Motherhood, Perspective

Nice Privates

I remember the first time that one of my kids ever told me about a dream they’d had. He was 4 years old. It was the middle of the night. He woke me up, crying because the villan from the movie, Free Birds was chasing him. I don’t know why Disney and Pixar and whoever else insist on making the bad guys so scary. Geez, I mean, have you watched The Little Mermaid lately? Ursula is terrifying. Anyway, I hugged him and reminded him that that guy is a character in a movie. No one is chasing him. He is safe.

On the way home from school last week, my son, years older now, told me about another one of his dreams. In this dream he was naked and someone we know said, “Nice privates.”

He said, “I don’t know why they said that. Is that something that adults say to each other?”

Well, no. But also, yes. The more important question is, is it something we should say to each other? What messages are we sending to our children?

Sometimes I’m embarrassed to try to explain to my kids why adults act and say certain things. Try explaining to your child why any adult would ever say something like, “Nice penis, nice vagina” . . . super weird. And of course, the language adults use is much more crude, as if that somehow disguises the idiocy of the whole thing.

I’m not talking about whispers, behind closed doors between lovers.
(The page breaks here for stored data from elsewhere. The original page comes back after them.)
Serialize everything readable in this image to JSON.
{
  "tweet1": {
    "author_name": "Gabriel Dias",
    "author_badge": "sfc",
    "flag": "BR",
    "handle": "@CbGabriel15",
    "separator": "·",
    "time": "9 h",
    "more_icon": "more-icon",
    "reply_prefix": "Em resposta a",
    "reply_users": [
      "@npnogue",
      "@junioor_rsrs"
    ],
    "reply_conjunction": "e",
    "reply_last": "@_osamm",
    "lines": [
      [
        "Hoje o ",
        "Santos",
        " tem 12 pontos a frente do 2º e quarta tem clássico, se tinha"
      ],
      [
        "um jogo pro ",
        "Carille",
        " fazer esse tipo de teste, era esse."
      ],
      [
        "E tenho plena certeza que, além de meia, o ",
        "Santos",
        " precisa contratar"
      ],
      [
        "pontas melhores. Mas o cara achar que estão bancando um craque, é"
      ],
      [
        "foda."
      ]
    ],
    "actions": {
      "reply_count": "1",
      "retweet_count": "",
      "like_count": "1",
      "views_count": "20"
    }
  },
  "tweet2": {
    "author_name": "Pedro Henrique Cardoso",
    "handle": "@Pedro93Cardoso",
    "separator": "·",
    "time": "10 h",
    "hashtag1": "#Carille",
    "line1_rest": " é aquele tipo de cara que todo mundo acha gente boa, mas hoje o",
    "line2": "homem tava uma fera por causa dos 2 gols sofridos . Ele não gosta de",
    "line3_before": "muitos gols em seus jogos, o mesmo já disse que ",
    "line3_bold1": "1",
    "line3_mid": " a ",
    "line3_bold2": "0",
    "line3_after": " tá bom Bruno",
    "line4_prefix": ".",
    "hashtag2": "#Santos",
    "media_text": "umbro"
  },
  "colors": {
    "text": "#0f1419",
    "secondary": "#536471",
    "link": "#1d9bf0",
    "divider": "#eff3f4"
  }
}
My kids are getting messages about their bodies from TV, magazines, friends and even other adults that we know and respect.

I told him that, no, adults don’t say this to each other. It’s only a matter of time before he finds out the truth. In fact, this dream is probably proof that he already suspects or knows this on a subconscious level.

We talked about our bodies as being vessels for our souls. Sometimes we have strong bodies that enable us to do the things we want and need to do. Sometimes we have weak bodies that need a lot of help. Some bodies are tall, short, round, edgy, brownish, whiteish . . . focusing here is missing the point.

Whether our privates are “nice” or not, isn’t the point.

Taking all the goodness in our souls and connecting it to our actions . . . that is the worthwhile struggle.